The average online checkout abandonment rate sits between 69% and 80%, depending on the industry. That means for every 10 customers who add something to their cart, only two or three actually complete the purchase. The checkout is where revenue is won or lost.
Most abandonment is not about price. It is about friction — unexpected costs, complicated forms, lack of trust, or missing payment methods. This guide covers 12 strategies that demonstrably reduce abandonment and increase checkout conversion rates.

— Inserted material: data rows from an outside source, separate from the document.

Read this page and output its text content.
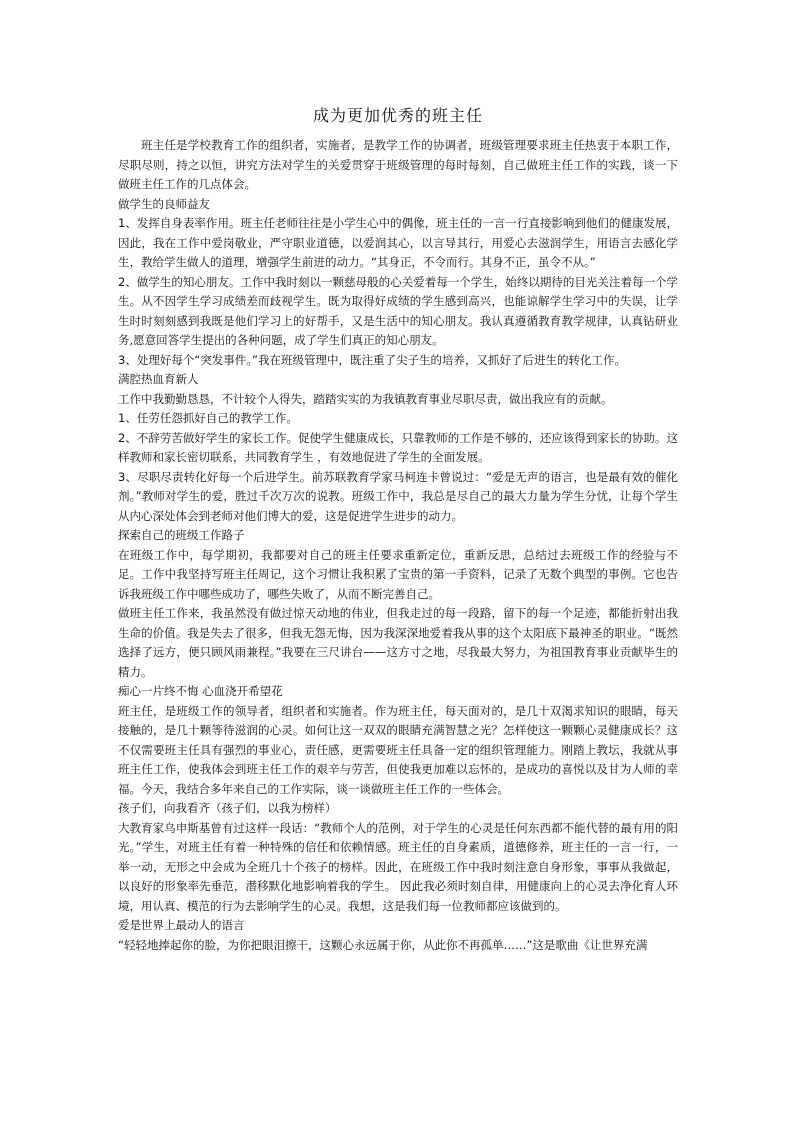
成为更加优秀的班主任

班主任是学校教育工作的组织者，实施者，是教学工作的协调者，班级管理要求班主任热衷于本职工作，尽职尽则，持之以恒，讲究方法对学生的关爱贯穿于班级管理的每时每刻，自己做班主任工作的实践，谈一下做班主任工作的几点体会。

做学生的良师益友

1、发挥自身表率作用。班主任老师往往是小学生心中的偶像，班主任的一言一行直接影响到他们的健康发展，因此，我在工作中爱岗敬业，严守职业道德，以爱润其心，以言导其行，用爱心去滋润学生，用语言去感化学生，教给学生做人的道理，增强学生前进的动力。“其身正，不令而行。其身不正，虽令不从。”

2、做学生的知心朋友。工作中我时刻以一颗慈母般的心关爱着每一个学生，始终以期待的目光关注着每一个学生。从不因学生学习成绩差而歧视学生。既为取得好成绩的学生感到高兴，也能谅解学生学习中的失误，让学生时时刻刻感到我既是他们学习上的好帮手，又是生活中的知心朋友。我认真遵循教育教学规律，认真钻研业务,愿意回答学生提出的各种问题，成了学生们真正的知心朋友。

3、处理好每个“突发事件。”我在班级管理中，既注重了尖子生的培养，又抓好了后进生的转化工作。

满腔热血育新人

工作中我勤勤恳恳，不计较个人得失，踏踏实实的为我镇教育事业尽职尽责，做出我应有的贡献。

1、任劳任怨抓好自己的教学工作。

2、不辞劳苦做好学生的家长工作。促使学生健康成长，只靠教师的工作是不够的，还应该得到家长的协助。这样教师和家长密切联系，共同教育学生 ，有效地促进了学生的全面发展。

3、尽职尽责转化好每一个后进学生。前苏联教育学家马柯连卡曾说过：“爱是无声的语言，也是最有效的催化剂。”教师对学生的爱，胜过千次万次的说教。班级工作中，我总是尽自己的最大力量为学生分忧，让每个学生从内心深处体会到老师对他们博大的爱，这是促进学生进步的动力。

探索自己的班级工作路子

在班级工作中，每学期初，我都要对自己的班主任要求重新定位，重新反思，总结过去班级工作的经验与不足。工作中我坚持写班主任周记，这个习惯让我积累了宝贵的第一手资料，记录了无数个典型的事例。它也告诉我班级工作中哪些成功了，哪些失败了，从而不断完善自己。

做班主任工作来，我虽然没有做过惊天动地的伟业，但我走过的每一段路，留下的每一个足迹，都能折射出我生命的价值。我是失去了很多，但我无怨无悔，因为我深深地爱着我从事的这个太阳底下最神圣的职业。“既然选择了远方，便只顾风雨兼程。”我要在三尺讲台——这方寸之地，尽我最大努力，为祖国教育事业贡献毕生的精力。

痴心一片终不悔 心血浇开希望花

班主任，是班级工作的领导者，组织者和实施者。作为班主任，每天面对的，是几十双渴求知识的眼睛，每天接触的，是几十颗等待滋润的心灵。如何让这一双双的眼睛充满智慧之光？怎样使这一颗颗心灵健康成长？这不仅需要班主任具有强烈的事业心，责任感，更需要班主任具备一定的组织管理能力。刚踏上教坛，我就从事班主任工作，使我体会到班主任工作的艰辛与劳苦，但使我更加难以忘怀的，是成功的喜悦以及甘为人师的幸福。今天，我结合多年来自己的工作实际，谈一谈做班主任工作的一些体会。

孩子们，向我看齐（孩子们，以我为榜样）

大教育家乌申斯基曾有过这样一段话：“教师个人的范例，对于学生的心灵是任何东西都不能代替的最有用的阳光。”学生，对班主任有着一种特殊的信任和依赖情感。班主任的自身素质，道德修养，班主任的一言一行，一举一动，无形之中会成为全班几十个孩子的榜样。因此，在班级工作中我时刻注意自身形象，事事从我做起，以良好的形象率先垂范，潜移默化地影响着我的学生。 因此我必须时刻自律，用健康向上的心灵去净化育人环境，用认真、模范的行为去影响学生的心灵。我想，这是我们每一位教师都应该做到的。

爱是世界上最动人的语言

“轻轻地捧起你的脸，为你把眼泪擦干，这颗心永远属于你，从此你不再孤单……”这是歌曲《让世界充满
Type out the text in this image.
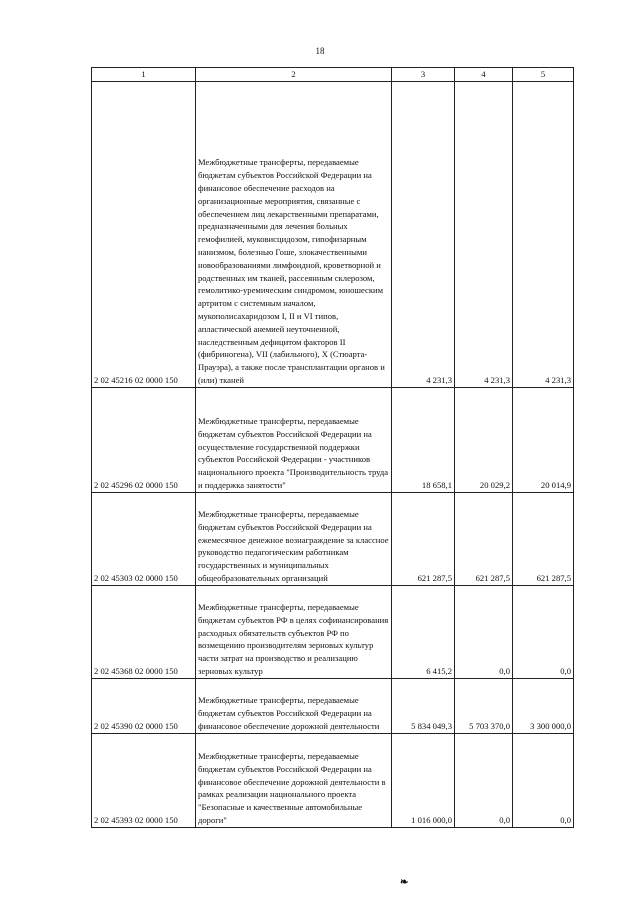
18
1	2	3	4	5
2 02 45216 02 0000 150	Межбюджетные трансферты, передаваемые бюджетам субъектов Российской Федерации на финансовое обеспечение расходов на организационные мероприятия, связанные с обеспечением лиц лекарственными препаратами, предназначенными для лечения больных гемофилией, муковисцидозом, гипофизарным нанизмом, болезнью Гоше, злокачественными новообразованиями лимфоидной, кроветворной и родственных им тканей, рассеянным склерозом, гемолитико-уремическим синдромом, юношеским артритом с системным началом, мукополисахаридозом I, II и VI типов, апластической анемией неуточненной, наследственным дефицитом факторов II (фибриногена), VII (лабильного), X (Стюарта-Прауэра), а также после трансплантации органов и (или) тканей	4 231,3	4 231,3	4 231,3
2 02 45296 02 0000 150	Межбюджетные трансферты, передаваемые бюджетам субъектов Российской Федерации на осуществление государственной поддержки субъектов Российской Федерации - участников национального проекта "Производительность труда и поддержка занятости"	18 658,1	20 029,2	20 014,9
2 02 45303 02 0000 150	Межбюджетные трансферты, передаваемые бюджетам субъектов Российской Федерации на ежемесячное денежное вознаграждение за классное руководство педагогическим работникам государственных и муниципальных общеобразовательных организаций	621 287,5	621 287,5	621 287,5
2 02 45368 02 0000 150	Межбюджетные трансферты, передаваемые бюджетам субъектов РФ в целях софинансирования расходных обязательств субъектов РФ по возмещению производителям зерновых культур части затрат на производство и реализацию зерновых культур	6 415,2	0,0	0,0
2 02 45390 02 0000 150	Межбюджетные трансферты, передаваемые бюджетам субъектов Российской Федерации на финансовое обеспечение дорожной деятельности	5 834 049,3	5 703 370,0	3 300 000,0
2 02 45393 02 0000 150	Межбюджетные трансферты, передаваемые бюджетам субъектов Российской Федерации на финансовое обеспечение дорожной деятельности в рамках реализации национального проекта "Безопасные и качественные автомобильные дороги"	1 016 000,0	0,0	0,0
❧
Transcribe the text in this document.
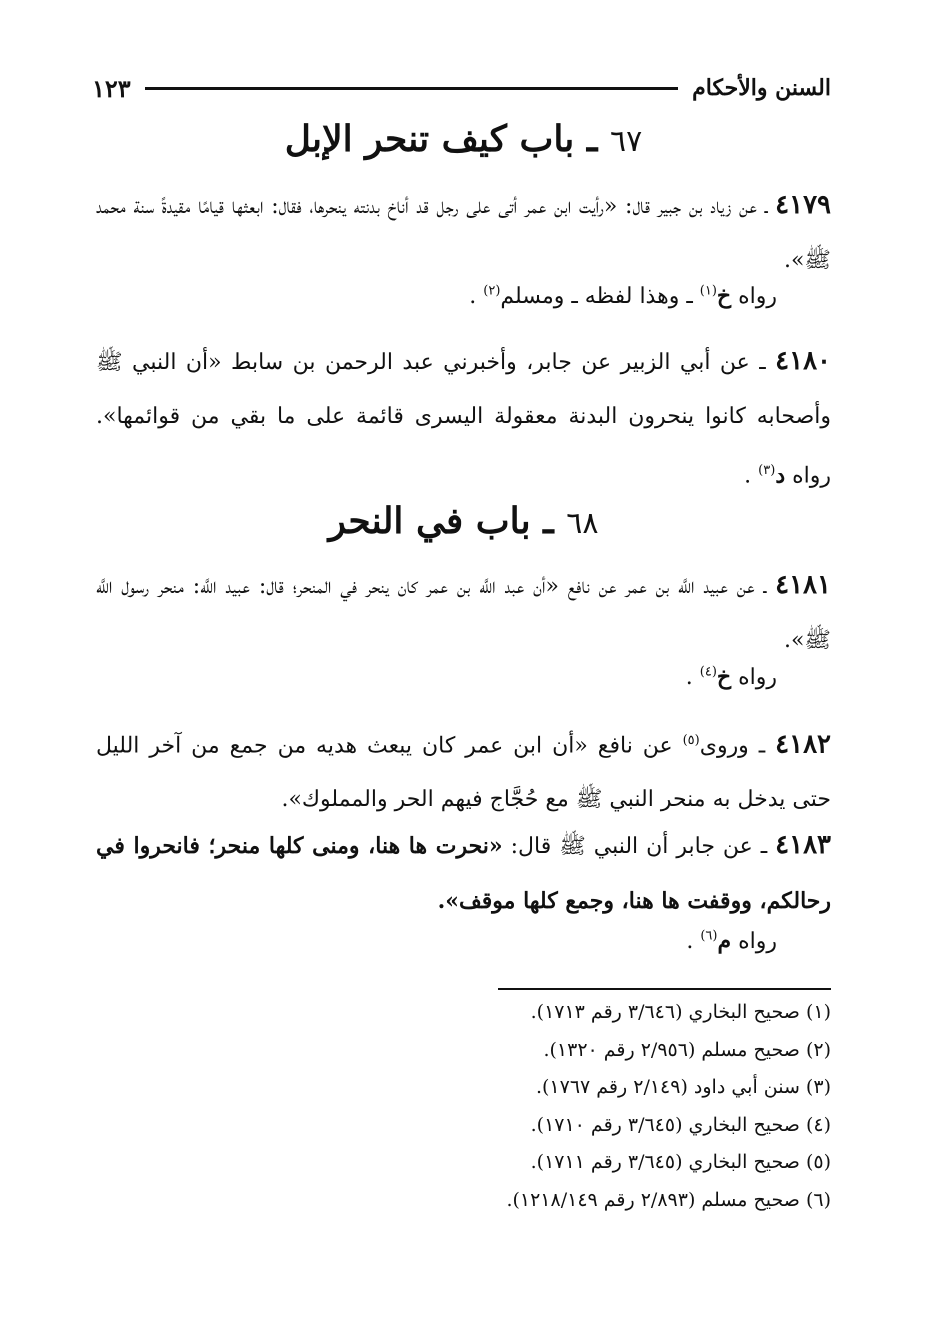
السنن والأحكام
١٢٣
٦٧ ـ باب كيف تنحر الإبل
٤١٧٩ ـ عن زياد بن جبير قال: «رأيت ابن عمر أتى على رجل قد أناخ بدنته ينحرها، فقال: ابعثها قيامًا مقيدةً سنة محمد ﷺ».
رواه خ$^{(١)}$ ـ وهذا لفظه ـ ومسلم$^{(٢)}$ .
٤١٨٠ ـ عن أبي الزبير عن جابر، وأخبرني عبد الرحمن بن سابط «أن النبي ﷺ وأصحابه كانوا ينحرون البدنة معقولة اليسرى قائمة على ما بقي من قوائمها». رواه د$^{(٣)}$ .
٦٨ ـ باب في النحر
٤١٨١ ـ عن عبيد اللَّه بن عمر عن نافع «أن عبد اللَّه بن عمر كان ينحر في المنحر؛ قال: عبيد اللَّه: منحر رسول اللَّه ﷺ».
رواه خ$^{(٤)}$ .
٤١٨٢ ـ وروى$^{(٥)}$ عن نافع «أن ابن عمر كان يبعث هديه من جمع من آخر الليل حتى يدخل به منحر النبي ﷺ مع حُجَّاج فيهم الحر والمملوك».
٤١٨٣ ـ عن جابر أن النبي ﷺ قال: «نحرت ها هنا، ومنى كلها منحر؛ فانحروا في رحالكم، ووقفت ها هنا، وجمع كلها موقف».
رواه م$^{(٦)}$ .
(١) صحيح البخاري (٣/٦٤٦ رقم ١٧١٣).
(٢) صحيح مسلم (٢/٩٥٦ رقم ١٣٢٠).
(٣) سنن أبي داود (٢/١٤٩ رقم ١٧٦٧).
(٤) صحيح البخاري (٣/٦٤٥ رقم ١٧١٠).
(٥) صحيح البخاري (٣/٦٤٥ رقم ١٧١١).
(٦) صحيح مسلم (٢/٨٩٣ رقم ١٢١٨/١٤٩).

1. Reduce Form Fields to the Minimum
Every form field is a decision point where a customer can abandon. Research from the Baymard Institute shows that the average checkout has 14.88 form fields, but most could function with 7-8.
What to cut:
Remove the "Company Name" field unless it is essential for B2B transactions
Use a single "Full Name" field instead of separate first and last name fields
Auto-detect city and region from postcode
Default the shipping address to the billing address with a checkbox to change it
Remove optional fields — if you do not need the data, do not ask for it
Impact: Reducing form fields from 15 to 8 typically improves completion rates by 25-30%.
2. Show All Costs Upfront
Unexpected costs at checkout are the number one reason for abandonment. According to multiple studies, 48% of shoppers abandon because of extra costs (shipping, tax, fees) that appeared only at checkout.
Best practices:
Display shipping costs on the product page or in the cart, before checkout
Show tax-inclusive pricing if possible (mandatory in some regions)
If offering free shipping thresholds, show how much more the customer needs to spend
Never add "service fees" or "processing fees" at the last step
3. Offer Guest Checkout
Forcing account creation before purchase is one of the most common conversion killers. 26% of shoppers abandon because a site required them to create an account.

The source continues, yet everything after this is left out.